Three (Article 5 #3)(20)
Chase exhaled through his teeth.
“Because he knows what it’s like digging food out of Dumpsters,” he said. “And because he was there when the bombs hit Chicago, and when people went crazy and started looting and fighting and things you don’t even want to know.”
I forced my eyes to stay on his. “How do you know I don’t? You never talk about it.”
“I’m more like him than I’m like you,” he said, faster now. “I was stealing cars when you were sitting in high school, do you know that? You think the FBR was the first beating I ever took? Or ever gave?”
“So you’re big and bad, is that it?” The toes of my boots bumped his as I stepped into his shadow. “You don’t scare me, Chase, so stop trying to.”
He made a sound of disgust and took a step back, staggering and then catching his balance at the last moment. We were standing on an embankment, and when he dropped the torch it extinguished in the water below with a hiss. He stared after it into the darkness.
“I shot Harper,” he said. “He almost came with us and I shot him.”
“I was there.” I saw that hole in the soldier’s chest, saw the blood pooling on the floor. “He never would have come.”
“Is that what you tell yourself?” he asked. “You know what I tell myself? That he fired first. That it was self-defense.” He screwed his thumb into his temple as if to dislodge the memory.
“It was self-defense.”
“I don’t understand you,” he said, suddenly quiet. “Everyone else gets it. Jesse got it. My parents. Even Tucker got it.”
The hurt slashed through me. “Everyone else gets what?”
“That it’s me.” He looked as if he’d finally figured out what everyone else had known all along. “I screw up everything.”
I stood in shocked silence, the air between us thick enough to cut.
“You don’t mean that.”
He didn’t say anything. I would have rather him been angry.
I lifted my hands to hold his face, to make him meet my eyes, but he twisted away.
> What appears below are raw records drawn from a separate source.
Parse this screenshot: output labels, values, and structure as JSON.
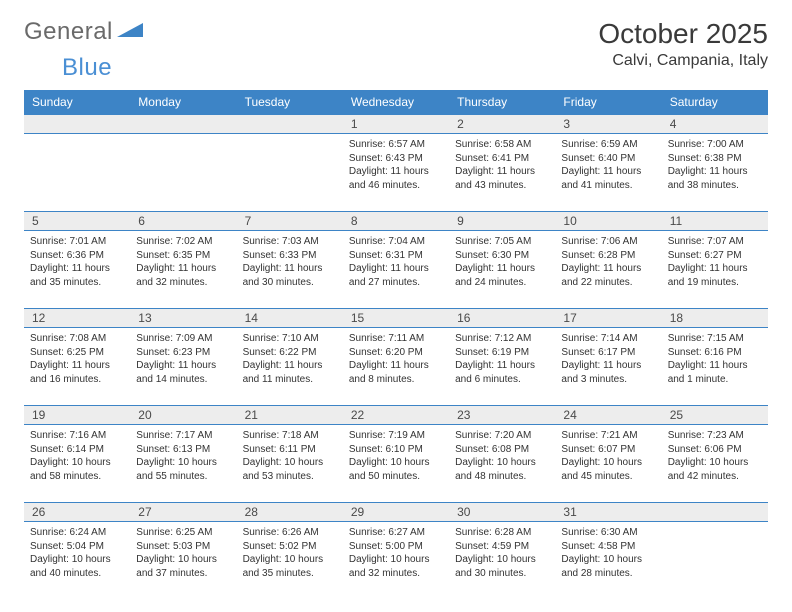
{
  "brand": {
    "name_gray": "General",
    "name_blue": "Blue"
  },
  "title": "October 2025",
  "location": "Calvi, Campania, Italy",
  "colors": {
    "header_bg": "#3d84c6",
    "header_text": "#ffffff",
    "daynum_bg": "#ededed",
    "border": "#3d84c6",
    "text": "#333333",
    "logo_gray": "#6a6a6a",
    "logo_blue": "#4a8fd4"
  },
  "day_labels": [
    "Sunday",
    "Monday",
    "Tuesday",
    "Wednesday",
    "Thursday",
    "Friday",
    "Saturday"
  ],
  "weeks": [
    {
      "nums": [
        "",
        "",
        "",
        "1",
        "2",
        "3",
        "4"
      ],
      "cells": [
        null,
        null,
        null,
        {
          "sunrise": "6:57 AM",
          "sunset": "6:43 PM",
          "daylight": "11 hours and 46 minutes."
        },
        {
          "sunrise": "6:58 AM",
          "sunset": "6:41 PM",
          "daylight": "11 hours and 43 minutes."
        },
        {
          "sunrise": "6:59 AM",
          "sunset": "6:40 PM",
          "daylight": "11 hours and 41 minutes."
        },
        {
          "sunrise": "7:00 AM",
          "sunset": "6:38 PM",
          "daylight": "11 hours and 38 minutes."
        }
      ]
    },
    {
      "nums": [
        "5",
        "6",
        "7",
        "8",
        "9",
        "10",
        "11"
      ],
      "cells": [
        {
          "sunrise": "7:01 AM",
          "sunset": "6:36 PM",
          "daylight": "11 hours and 35 minutes."
        },
        {
          "sunrise": "7:02 AM",
          "sunset": "6:35 PM",
          "daylight": "11 hours and 32 minutes."
        },
        {
          "sunrise": "7:03 AM",
          "sunset": "6:33 PM",
          "daylight": "11 hours and 30 minutes."
        },
        {
          "sunrise": "7:04 AM",
          "sunset": "6:31 PM",
          "daylight": "11 hours and 27 minutes."
        },
        {
          "sunrise": "7:05 AM",
          "sunset": "6:30 PM",
          "daylight": "11 hours and 24 minutes."
        },
        {
          "sunrise": "7:06 AM",
          "sunset": "6:28 PM",
          "daylight": "11 hours and 22 minutes."
        },
        {
          "sunrise": "7:07 AM",
          "sunset": "6:27 PM",
          "daylight": "11 hours and 19 minutes."
        }
      ]
    },
    {
      "nums": [
        "12",
        "13",
        "14",
        "15",
        "16",
        "17",
        "18"
      ],
      "cells": [
        {
          "sunrise": "7:08 AM",
          "sunset": "6:25 PM",
          "daylight": "11 hours and 16 minutes."
        },
        {
          "sunrise": "7:09 AM",
          "sunset": "6:23 PM",
          "daylight": "11 hours and 14 minutes."
        },
        {
          "sunrise": "7:10 AM",
          "sunset": "6:22 PM",
          "daylight": "11 hours and 11 minutes."
        },
        {
          "sunrise": "7:11 AM",
          "sunset": "6:20 PM",
          "daylight": "11 hours and 8 minutes."
        },
        {
          "sunrise": "7:12 AM",
          "sunset": "6:19 PM",
          "daylight": "11 hours and 6 minutes."
        },
        {
          "sunrise": "7:14 AM",
          "sunset": "6:17 PM",
          "daylight": "11 hours and 3 minutes."
        },
        {
          "sunrise": "7:15 AM",
          "sunset": "6:16 PM",
          "daylight": "11 hours and 1 minute."
        }
      ]
    },
    {
      "nums": [
        "19",
        "20",
        "21",
        "22",
        "23",
        "24",
        "25"
      ],
      "cells": [
        {
          "sunrise": "7:16 AM",
          "sunset": "6:14 PM",
          "daylight": "10 hours and 58 minutes."
        },
        {
          "sunrise": "7:17 AM",
          "sunset": "6:13 PM",
          "daylight": "10 hours and 55 minutes."
        },
        {
          "sunrise": "7:18 AM",
          "sunset": "6:11 PM",
          "daylight": "10 hours and 53 minutes."
        },
        {
          "sunrise": "7:19 AM",
          "sunset": "6:10 PM",
          "daylight": "10 hours and 50 minutes."
        },
        {
          "sunrise": "7:20 AM",
          "sunset": "6:08 PM",
          "daylight": "10 hours and 48 minutes."
        },
        {
          "sunrise": "7:21 AM",
          "sunset": "6:07 PM",
          "daylight": "10 hours and 45 minutes."
        },
        {
          "sunrise": "7:23 AM",
          "sunset": "6:06 PM",
          "daylight": "10 hours and 42 minutes."
        }
      ]
    },
    {
      "nums": [
        "26",
        "27",
        "28",
        "29",
        "30",
        "31",
        ""
      ],
      "cells": [
        {
          "sunrise": "6:24 AM",
          "sunset": "5:04 PM",
          "daylight": "10 hours and 40 minutes."
        },
        {
          "sunrise": "6:25 AM",
          "sunset": "5:03 PM",
          "daylight": "10 hours and 37 minutes."
        },
        {
          "sunrise": "6:26 AM",
          "sunset": "5:02 PM",
          "daylight": "10 hours and 35 minutes."
        },
        {
          "sunrise": "6:27 AM",
          "sunset": "5:00 PM",
          "daylight": "10 hours and 32 minutes."
        },
        {
          "sunrise": "6:28 AM",
          "sunset": "4:59 PM",
          "daylight": "10 hours and 30 minutes."
        },
        {
          "sunrise": "6:30 AM",
          "sunset": "4:58 PM",
          "daylight": "10 hours and 28 minutes."
        },
        null
      ]
    }
  ],
  "labels": {
    "sunrise": "Sunrise:",
    "sunset": "Sunset:",
    "daylight": "Daylight:"
  }
}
My arms fell slack at my sides.
“I’m not scared of you,” I said. “No matter what you say.”
I turned, the tears blurring my vision. It was too dark anyway without the torch, and not more than three steps later I slipped, and slid down the embankment into the streambed, rolling once I hit the bottom.
Cold water needled my sensitive skin. The rocks scraped my knees but my chest landed on something soft. My fingers fanned over thin, soaked material, and as I pushed myself up my elbow grazed a patch of hair.
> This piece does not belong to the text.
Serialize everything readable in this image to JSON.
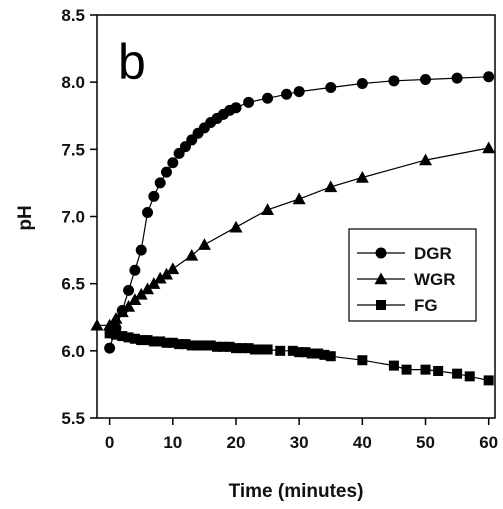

All the air in the world seemed to disappear.
“Ember!”
I rolled to the side and grasped Chase’s outstretched hand, jolting out of the water, clawing into the mud and roots below the stream’s high bank. The bile rose, sharp and biting in my throat.
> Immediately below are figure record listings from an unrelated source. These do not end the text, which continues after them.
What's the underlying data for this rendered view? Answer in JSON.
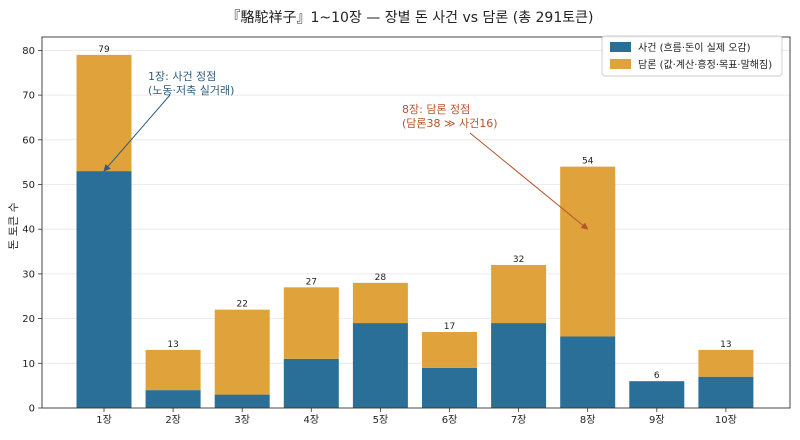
{
  "chart_data": {
    "type": "bar",
    "stacked": true,
    "title": "『駱駝祥子』1~10장 — 장별 돈 사건 vs 담론 (총 291토큰)",
    "xlabel": "",
    "ylabel": "돈 토큰 수",
    "ylim": [
      0,
      83
    ],
    "yticks": [
      0,
      10,
      20,
      30,
      40,
      50,
      60,
      70,
      80
    ],
    "grid": "horizontal",
    "legend_position": "top-right",
    "categories": [
      "1장",
      "2장",
      "3장",
      "4장",
      "5장",
      "6장",
      "7장",
      "8장",
      "9장",
      "10장"
    ],
    "series": [
      {
        "name": "사건 (흐름·돈이 실제 오감)",
        "color": "#2a6f97",
        "values": [
          53,
          4,
          3,
          11,
          19,
          9,
          19,
          16,
          6,
          7
        ]
      },
      {
        "name": "담론 (값·계산·흥정·목표·말해짐)",
        "color": "#e0a33c",
        "values": [
          26,
          9,
          19,
          16,
          9,
          8,
          13,
          38,
          0,
          6
        ]
      }
    ],
    "totals": [
      "79",
      "13",
      "22",
      "27",
      "28",
      "17",
      "32",
      "54",
      "6",
      "13"
    ],
    "annotations": [
      {
        "lines": [
          "1장: 사건 정점",
          "(노동·저축 실거래)"
        ],
        "color": "#2f5d7c",
        "arrow_to_category": 0,
        "arrow_to_y": 53
      },
      {
        "lines": [
          "8장: 담론 정점",
          "(담론38 ≫ 사건16)"
        ],
        "color": "#b5532a",
        "arrow_to_category": 7,
        "arrow_to_y": 40
      }
    ]
  }
}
“Hey!” Chase sloshed back into the stream and flipped over the body. He crouched, feeling for a pulse, but there was none. I’d already known there wouldn’t be.
“Who…”
“Rat.” Chase stood, swore. “He must have fallen off the bank. Hit his head.”
Without a light he could have tripped over the tree roots and plunged the three feet straight down into the stream. Now his skin was bloated and blue in the starlight, and his eyes were dull and blank and lifeless.
He’d died alone. And as I looked at Chase, I saw fear come to life. He stared at the body, frozen, dark stains of water climbing up his pant legs as he stayed ankle deep in the stream.
He’d lost everyone and everything. And if I let him, he would push me away just so he wouldn’t have to wait to lose me, too.
“We have to move him,” I said. “I’ll help you.”
CHAPTER
6
I SHIVERED by the fire, knees locked to my chest. The humid air had taken a bitter edge, and my wet clothes clung to my skin. Chase nudged my boots closer to the flames with his toe, watching Jack pace back and forth on the opposite side. Thirty feet behind him, in the woods, they’d buried Rat in a shallow grave.
“Sean said I’d find you over here.” Rebecca eased herself down beside me, falling the last six inches with a huff of breath. She placed her braces between us, a solid silver line.
The damp wood crackled. I stared at it, wishing it would stave off the chill inside me.
“Was it awful?” she whispered after a while. “Being the one to find him?”
I glanced her way, noting how she purposefully avoided my gaze. Another kind of cold wormed its way deep in my stomach.
“It was terrible,” I said. “I wouldn’t wish it on anyone.”
Her small mouth twisted into a frown.
“At least it’s over,” she said quietly.
“For me?” I asked. “Or for him?” I pictured her again, hobbling down the walkway over the murky swamp. If she had fallen in we may not have been able to reach her in time. I had a bad feeling she’d known that when she’d started.
She acted as though she hadn’t heard me, but I knew she had. She picked at the grass, one blade at a time, tearing it into little pieces, and I stared at her, fighting the image of her small body lying motionless in the water as Rat’s had been. Of her hair, silver in the moonlight, fanning around her head.